Now Ford's lawyers can't argue that the penalty imposed by Hackland to toss him from office is too severe, which was expected to be the cornerstone of the mayor's legal action plan. The other side can now argue that a by-election affords Ford the opportunity to defend himself in the court of public opinion.
Ford's lawyers will be spinning Hackland's Friday reversal as evidence his ruling is flawed. But legal experts agree the law was applied as it was supposed to be applied by the judge.
Should the law be changed? Some has been written about a recommendation to do just that coming out of the Mississauga inquiry into corruption charges.
Less has been said about the fact a review of the Municipal Conflict of Interest Act took place back in the early 90s. A new law was actually given Royal Assent after province-wide consultations. But successive governments never got around to enacting it.
3. For Ford, the timing couldn't be worse.
A by-election would happen sometime in the early spring, right after council deals with its budget.
Last year the budget fight was a watershed moment for the Ford administration. It was the point at which things started to go down hill, and saw centrists in the mayor's centre-right coalition desert him over service cuts. The mayor's popularity numbers haven't rebounded since.
This time around the budget fight is shaping up to be even bloodier. Ford's not just taking on soccer moms concerned about rec user fees. He's signaled his intentions to go after the police budget and fire services. The numbers suggest layoffs in both for Ford to meet his financial targets.
Last time he tried to do cut fire services, the firefighters union hired Ford's former chief of staff, Nick Kouvalis, to make their case. The police chief, Bill Blair, stinging from council's decision to replace supporter Chin Lee with designated tough-guy budget chief Mike Del Grande on the Police Services Board, has said he won't support layoffs. Even more recently, the police's union threatened legal action against the City if their budget is slashed.
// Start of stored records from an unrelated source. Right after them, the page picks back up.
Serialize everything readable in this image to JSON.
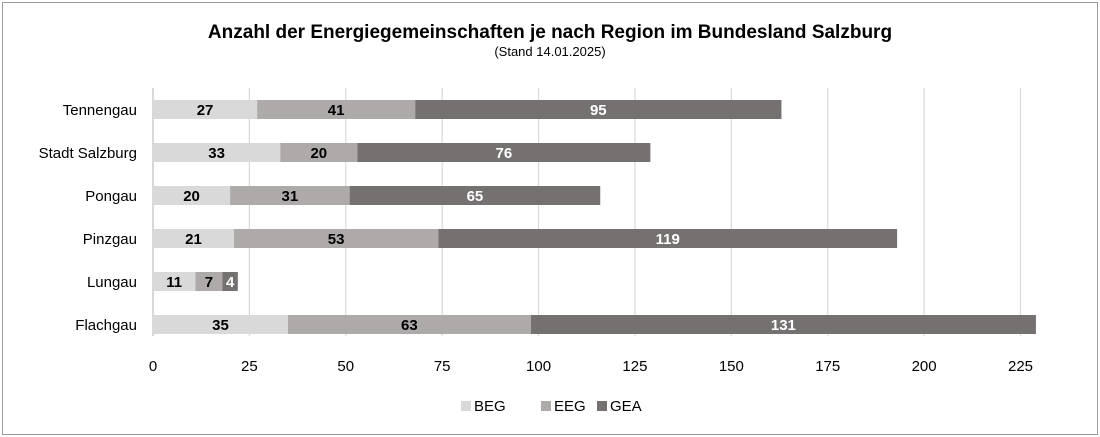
{
  "chart_data": {
    "type": "bar",
    "orientation": "horizontal",
    "stacked": true,
    "title": "Anzahl der Energiegemeinschaften je nach Region im Bundesland Salzburg",
    "subtitle": "(Stand 14.01.2025)",
    "categories": [
      "Tennengau",
      "Stadt Salzburg",
      "Pongau",
      "Pinzgau",
      "Lungau",
      "Flachgau"
    ],
    "series": [
      {
        "name": "BEG",
        "values": [
          27,
          33,
          20,
          21,
          11,
          35
        ],
        "color": "#d9d9d9",
        "label_color": "#000000"
      },
      {
        "name": "EEG",
        "values": [
          41,
          20,
          31,
          53,
          7,
          63
        ],
        "color": "#aeaaaa",
        "label_color": "#000000"
      },
      {
        "name": "GEA",
        "values": [
          95,
          76,
          65,
          119,
          4,
          131
        ],
        "color": "#767171",
        "label_color": "#ffffff"
      }
    ],
    "xlim": [
      0,
      230
    ],
    "xticks": [
      0,
      25,
      50,
      75,
      100,
      125,
      150,
      175,
      200,
      225
    ],
    "grid": true,
    "legend_position": "bottom",
    "colors": {
      "grid": "#d9d9d9",
      "axis": "#bfbfbf"
    }
  }
}
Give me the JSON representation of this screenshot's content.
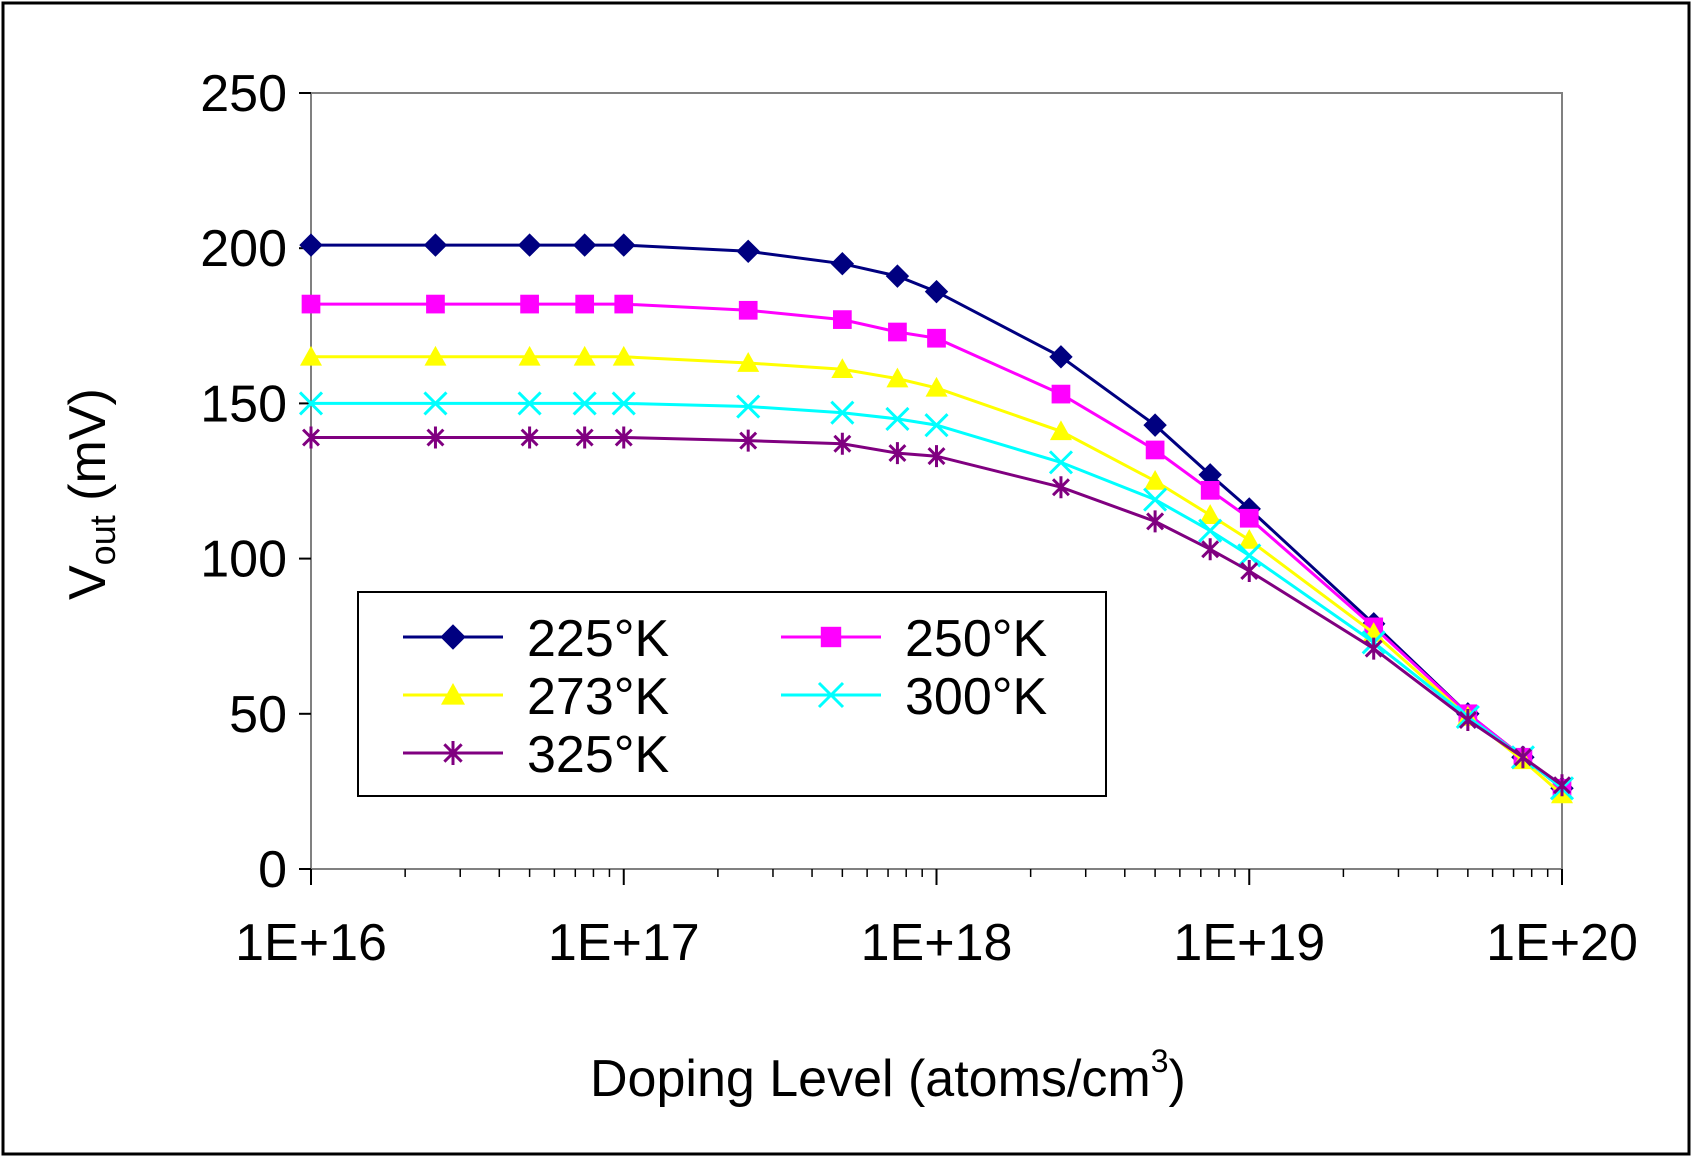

It's going to get ugly. And in a popularity contest with the men and women who keep Toronto safe, Ford's risking huge political blowback he can't afford, least of all with his seat on the line.
4. A decision on an audit of Ford's campaign donations is expected early in the new year.
As if the timing of a by-election isn't already complicated enough...
The masses may be willing to bite on the talking point that Rob was just trying to help the kids in his conflict of interest screw up, seeking donations from lobbyists doing business with the city for a good cause, as if that makes it okay. But it'll be more difficult to spin his taking campaign donations illegally from a holding company run by brother Doug if he's found to have contravened election finance laws.
The mayor has already tried to fend off the audit, dragging the matter through the courts to avoid a closer look at his election finances. When that started looking like he was protesting too much, he dropped his legal appeals. All of which is to say, it doesn't look like he has a strong case to make.
He's already hinted at a good faith defence, that if any mistakes were made in the filing of his campaign expenses, they were unintentional. Where have we heard that one before?
5. The conversation about Ford's political future has moved beyond his legal troubles.
Ford is not just an embarrassment. He's become a liability. The Economist has taken notice. Toronto's standing as a global city has taken a hit. The business classes have been called out, the Ford-friendly (mostly) Globe giving the very "elites" the mayor and his boys despise, that Richard Florida cat, space in its pages to make the case for a future Toronto without the bellicose mayor.
Even Fords friends on the right want him gone. Ford's damaged more than his rep. He's right up there with Harris when it comes to irreparable harm he's done to the Conservative cause in Toronto.
We've reached the tipping point. He's breached the public trust. And that's a firing offence. The only ones who seem to be in denial about that are his friends at the Sun trying to ramp up that anti-union sentiment that worked for Ford last time, and a couple of columnists at the Post whose boss happens to be pushing a Toronto casino.